Nonetheless, the court considered but rejected Ramirez's argument that Eatman's statement was a dying declaration, finding no evidence that Eatman believed his death to be imminent when he made his statement. Indeed, Eatman didn't die until two weeks later due to a heart attack; "[t]he coroner later determined that the cause of Mr. Eatman’s death was coronary heart disease, but the blunt force trauma or skull fracture to the back of his head was a contributing cause."

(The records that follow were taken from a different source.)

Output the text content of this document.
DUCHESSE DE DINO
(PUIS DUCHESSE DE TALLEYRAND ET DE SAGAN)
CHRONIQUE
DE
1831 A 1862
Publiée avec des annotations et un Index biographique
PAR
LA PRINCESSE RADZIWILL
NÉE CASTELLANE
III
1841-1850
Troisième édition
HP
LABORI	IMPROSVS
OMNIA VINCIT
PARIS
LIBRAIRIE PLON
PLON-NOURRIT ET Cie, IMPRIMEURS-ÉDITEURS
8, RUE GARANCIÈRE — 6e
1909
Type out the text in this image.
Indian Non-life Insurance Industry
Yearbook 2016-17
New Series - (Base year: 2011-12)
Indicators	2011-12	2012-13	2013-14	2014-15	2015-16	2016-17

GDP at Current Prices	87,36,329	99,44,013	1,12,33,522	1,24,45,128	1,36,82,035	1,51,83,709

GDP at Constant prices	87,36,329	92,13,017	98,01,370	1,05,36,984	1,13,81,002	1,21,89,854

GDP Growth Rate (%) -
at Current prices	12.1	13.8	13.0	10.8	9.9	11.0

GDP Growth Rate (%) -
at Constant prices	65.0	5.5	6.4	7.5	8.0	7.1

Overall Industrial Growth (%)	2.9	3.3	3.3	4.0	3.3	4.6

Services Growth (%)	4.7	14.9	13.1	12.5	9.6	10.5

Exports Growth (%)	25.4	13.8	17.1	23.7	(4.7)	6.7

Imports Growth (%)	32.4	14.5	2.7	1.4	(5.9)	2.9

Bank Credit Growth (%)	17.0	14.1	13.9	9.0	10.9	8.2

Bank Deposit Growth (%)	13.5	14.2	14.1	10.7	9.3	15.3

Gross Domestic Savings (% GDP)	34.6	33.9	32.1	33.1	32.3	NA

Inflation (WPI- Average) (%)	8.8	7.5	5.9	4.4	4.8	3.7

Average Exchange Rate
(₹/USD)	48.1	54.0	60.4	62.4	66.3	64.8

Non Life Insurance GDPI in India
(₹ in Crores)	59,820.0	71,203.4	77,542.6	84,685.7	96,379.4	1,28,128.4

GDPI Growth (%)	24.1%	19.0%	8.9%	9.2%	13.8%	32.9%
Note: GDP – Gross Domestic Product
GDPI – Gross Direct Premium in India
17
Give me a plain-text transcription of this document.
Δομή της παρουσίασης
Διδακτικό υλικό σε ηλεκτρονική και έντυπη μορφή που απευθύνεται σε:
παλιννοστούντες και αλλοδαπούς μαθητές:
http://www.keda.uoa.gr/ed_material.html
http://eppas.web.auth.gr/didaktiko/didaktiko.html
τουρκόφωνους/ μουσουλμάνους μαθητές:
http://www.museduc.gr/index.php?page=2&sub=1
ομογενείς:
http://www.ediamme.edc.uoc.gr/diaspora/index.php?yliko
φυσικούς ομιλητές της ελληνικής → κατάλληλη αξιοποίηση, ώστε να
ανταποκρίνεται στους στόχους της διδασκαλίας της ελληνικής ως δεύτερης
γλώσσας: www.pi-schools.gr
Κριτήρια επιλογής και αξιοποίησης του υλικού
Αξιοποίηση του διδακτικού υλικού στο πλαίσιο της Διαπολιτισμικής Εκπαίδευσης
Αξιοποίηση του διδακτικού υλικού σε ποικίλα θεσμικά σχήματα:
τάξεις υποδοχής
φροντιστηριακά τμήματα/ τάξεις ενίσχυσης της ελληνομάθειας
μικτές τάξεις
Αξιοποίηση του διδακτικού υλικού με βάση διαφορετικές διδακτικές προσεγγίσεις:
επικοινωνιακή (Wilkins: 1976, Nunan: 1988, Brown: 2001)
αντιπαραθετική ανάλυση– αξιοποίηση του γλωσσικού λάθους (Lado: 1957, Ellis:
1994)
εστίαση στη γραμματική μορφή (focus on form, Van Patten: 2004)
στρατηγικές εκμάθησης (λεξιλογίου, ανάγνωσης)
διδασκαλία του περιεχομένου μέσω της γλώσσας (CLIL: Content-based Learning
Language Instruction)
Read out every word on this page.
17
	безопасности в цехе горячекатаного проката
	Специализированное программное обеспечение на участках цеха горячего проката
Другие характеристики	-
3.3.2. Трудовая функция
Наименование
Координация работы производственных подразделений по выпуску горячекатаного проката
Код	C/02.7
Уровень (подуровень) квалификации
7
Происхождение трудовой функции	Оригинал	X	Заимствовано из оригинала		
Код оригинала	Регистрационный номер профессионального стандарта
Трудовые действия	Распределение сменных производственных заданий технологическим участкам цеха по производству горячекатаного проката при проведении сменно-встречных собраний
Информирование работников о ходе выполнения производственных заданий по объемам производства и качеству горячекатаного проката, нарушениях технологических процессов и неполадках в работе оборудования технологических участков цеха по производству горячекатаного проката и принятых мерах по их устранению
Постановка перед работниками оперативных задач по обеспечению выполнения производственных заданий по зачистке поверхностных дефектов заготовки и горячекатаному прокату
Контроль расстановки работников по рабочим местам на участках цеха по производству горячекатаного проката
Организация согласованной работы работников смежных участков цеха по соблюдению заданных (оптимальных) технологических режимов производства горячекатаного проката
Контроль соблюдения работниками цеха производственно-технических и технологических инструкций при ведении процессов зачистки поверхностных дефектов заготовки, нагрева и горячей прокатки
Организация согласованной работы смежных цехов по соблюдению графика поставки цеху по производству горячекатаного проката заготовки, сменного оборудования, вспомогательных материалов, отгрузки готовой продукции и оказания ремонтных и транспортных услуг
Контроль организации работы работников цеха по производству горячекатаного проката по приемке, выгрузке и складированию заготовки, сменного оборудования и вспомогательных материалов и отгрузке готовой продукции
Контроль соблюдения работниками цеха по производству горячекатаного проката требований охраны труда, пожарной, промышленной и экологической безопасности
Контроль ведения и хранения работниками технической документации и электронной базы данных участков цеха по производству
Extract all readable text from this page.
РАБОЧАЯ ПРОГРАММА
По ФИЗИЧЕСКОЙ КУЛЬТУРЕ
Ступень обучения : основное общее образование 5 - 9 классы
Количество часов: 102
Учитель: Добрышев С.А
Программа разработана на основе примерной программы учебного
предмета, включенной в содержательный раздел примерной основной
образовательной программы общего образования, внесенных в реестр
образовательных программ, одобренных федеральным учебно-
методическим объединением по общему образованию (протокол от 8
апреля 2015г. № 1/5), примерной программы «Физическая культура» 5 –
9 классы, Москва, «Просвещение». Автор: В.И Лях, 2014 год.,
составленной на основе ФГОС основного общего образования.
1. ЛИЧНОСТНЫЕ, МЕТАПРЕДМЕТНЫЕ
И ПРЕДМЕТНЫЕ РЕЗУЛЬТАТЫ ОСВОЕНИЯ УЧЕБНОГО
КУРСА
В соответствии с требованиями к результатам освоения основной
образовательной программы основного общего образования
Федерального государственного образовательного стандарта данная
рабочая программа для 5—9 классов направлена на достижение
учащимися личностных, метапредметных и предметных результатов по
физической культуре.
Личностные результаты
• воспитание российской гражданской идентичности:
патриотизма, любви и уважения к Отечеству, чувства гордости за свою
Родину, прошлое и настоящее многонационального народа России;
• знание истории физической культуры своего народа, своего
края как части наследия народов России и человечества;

And this takes us to the distinction between federal and California law. I don't think the prosecution of Ramirez could be called "a prosecution for homicide." As such, there would be no argument that the federal dying declaration exception applies. In California, however, Section 1242 of the California Code of Evidence provides an exception to the rule against hearsay for
Evidence of a statement made by a dying person respecting the cause and circumstances of his death is not made inadmissible by the hearsay rule if the statement was made upon his personal knowledge and under a sense of immediately impending death.
In other words, California's dying declaration exception doesn't contain the homicide limitation for criminal cases. Therefore, that exception could have applied in Ramirez's case even though it ultimately didn't.
https://lawprofessors.typepad.com/evidenceprof/2019/05/federal-rule-of-evidence-804b2-provides-an-exception-to-the-rule-against-hearsay-for-dying-declarations-specifically-it.html
So the federal exception applies only in Homicide cases *and* civil cases? That’s kind of a bizarre Venn diagram. Murder? Exception granted. Kidnapping? Exception granted.
Ambulance Chaser Lawsuit? Exception granted.